João Pombeiro: o desenhador de videoclipes, recorte a recorte
Conhecido por uns como co-criador de Bruno Aleixo e realizador de Xico, de Luísa Sobral, João Pombeiro assina o genérico da nova série de Nuno Markl, 1986. O criativo realizou videoclipes para Nadia Schilling e Nightmares on Wax.
Procurar. Reimaginar. Recriar. João Pombeiro é artista plástico e segue esta lógica de criação em cada projecto. De recorte em recorte, fragmento a fragmento, acrescenta a animação, construindo um videoclipe a partir de colagens ou um genérico “interessante” e “diferente do que se costuma fazer em Portugal”, apenas com recurso a imagens. Parece fácil, mas é um processo criativo “ambicioso” que pode não ter fim. No caso do genérico de 1986, a série de ficção criada por Nuno Markl, com estreia marcada para Novembro na RTP1, uma pesquisa de imagens de arquivo e algumas fotografias dos anos 80, acompanhadas de uma música ao estilo da época e com animações à mistura — tudo “muito simples” —, foram o suficiente para preparar uma abertura “inspirada noutras séries” de acção passadas naquela década, como The Americans ou Narcos.

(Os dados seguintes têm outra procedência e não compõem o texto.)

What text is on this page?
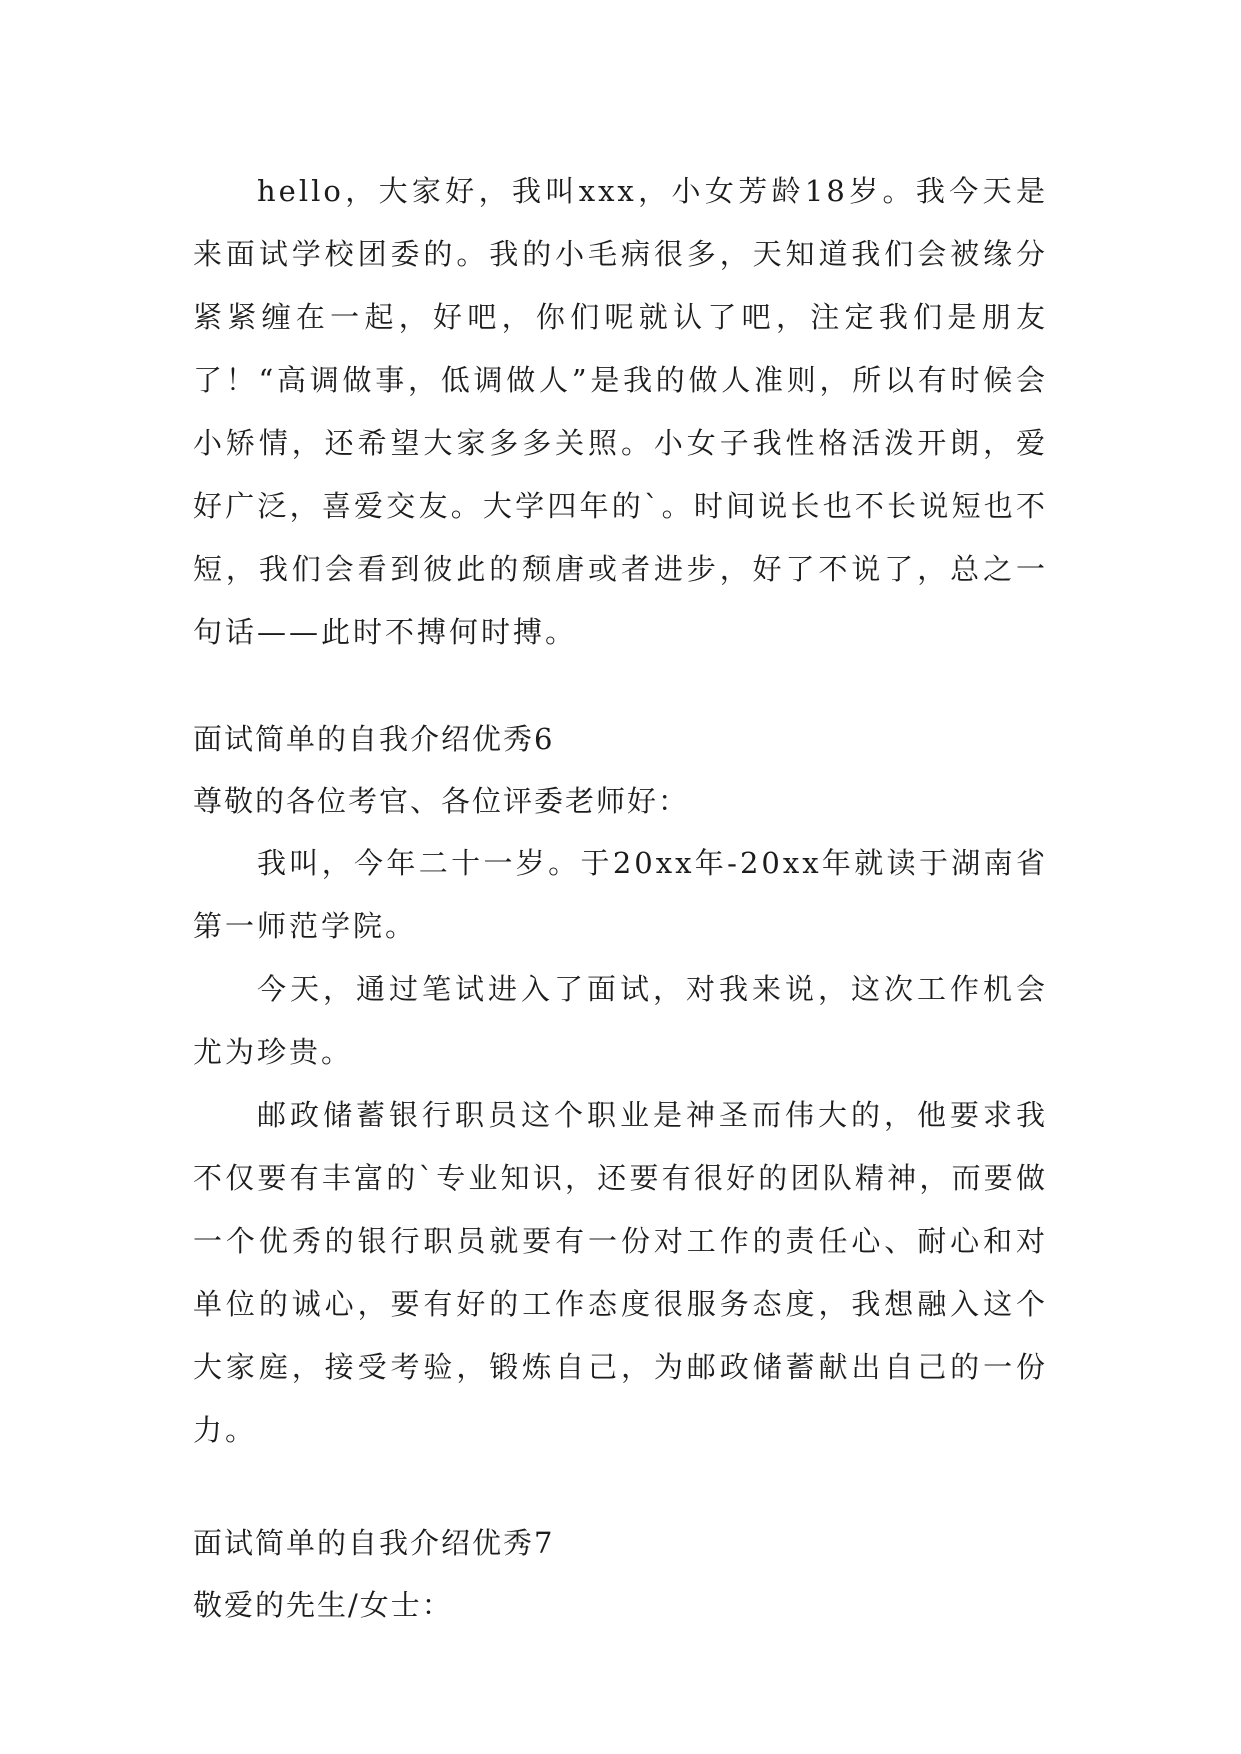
hello，大家好，我叫xxx，小女芳龄18岁。我今天是来面试学校团委的。我的小毛病很多，天知道我们会被缘分紧紧缠在一起，好吧，你们呢就认了吧，注定我们是朋友了！“高调做事，低调做人”是我的做人准则，所以有时候会小矫情，还希望大家多多关照。小女子我性格活泼开朗，爱好广泛，喜爱交友。大学四年的`。时间说长也不长说短也不短，我们会看到彼此的颓唐或者进步，好了不说了，总之一句话——此时不搏何时搏。

面试简单的自我介绍优秀6

尊敬的各位考官、各位评委老师好：

我叫，今年二十一岁。于20xx年-20xx年就读于湖南省第一师范学院。

今天，通过笔试进入了面试，对我来说，这次工作机会尤为珍贵。

邮政储蓄银行职员这个职业是神圣而伟大的，他要求我不仅要有丰富的`专业知识，还要有很好的团队精神，而要做一个优秀的银行职员就要有一份对工作的责任心、耐心和对单位的诚心，要有好的工作态度很服务态度，我想融入这个大家庭，接受考验，锻炼自己，为邮政储蓄献出自己的一份力。

面试简单的自我介绍优秀7

敬爱的先生/女士：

Com um talento natural para o desenho, enveredou pelas artes e começou a trabalhar em vídeo e animação como uma escolha quase premeditada. “Desde que me lembro sempre fiz desenhos e colagens, é algo que está completamente enraizado”, conta em entrevista ao P3. E não ficou por aqui. Em 15 anos como freelancer são muitas as designações que descrevem esta mente criativa: ilustrador, produtor, realizador, guionista, designer gráfico e até webdesigner (quando é preciso). “As fronteiras não estão assim tão definidas quando se trabalha sozinho. É preciso fazer um pouco de tudo.”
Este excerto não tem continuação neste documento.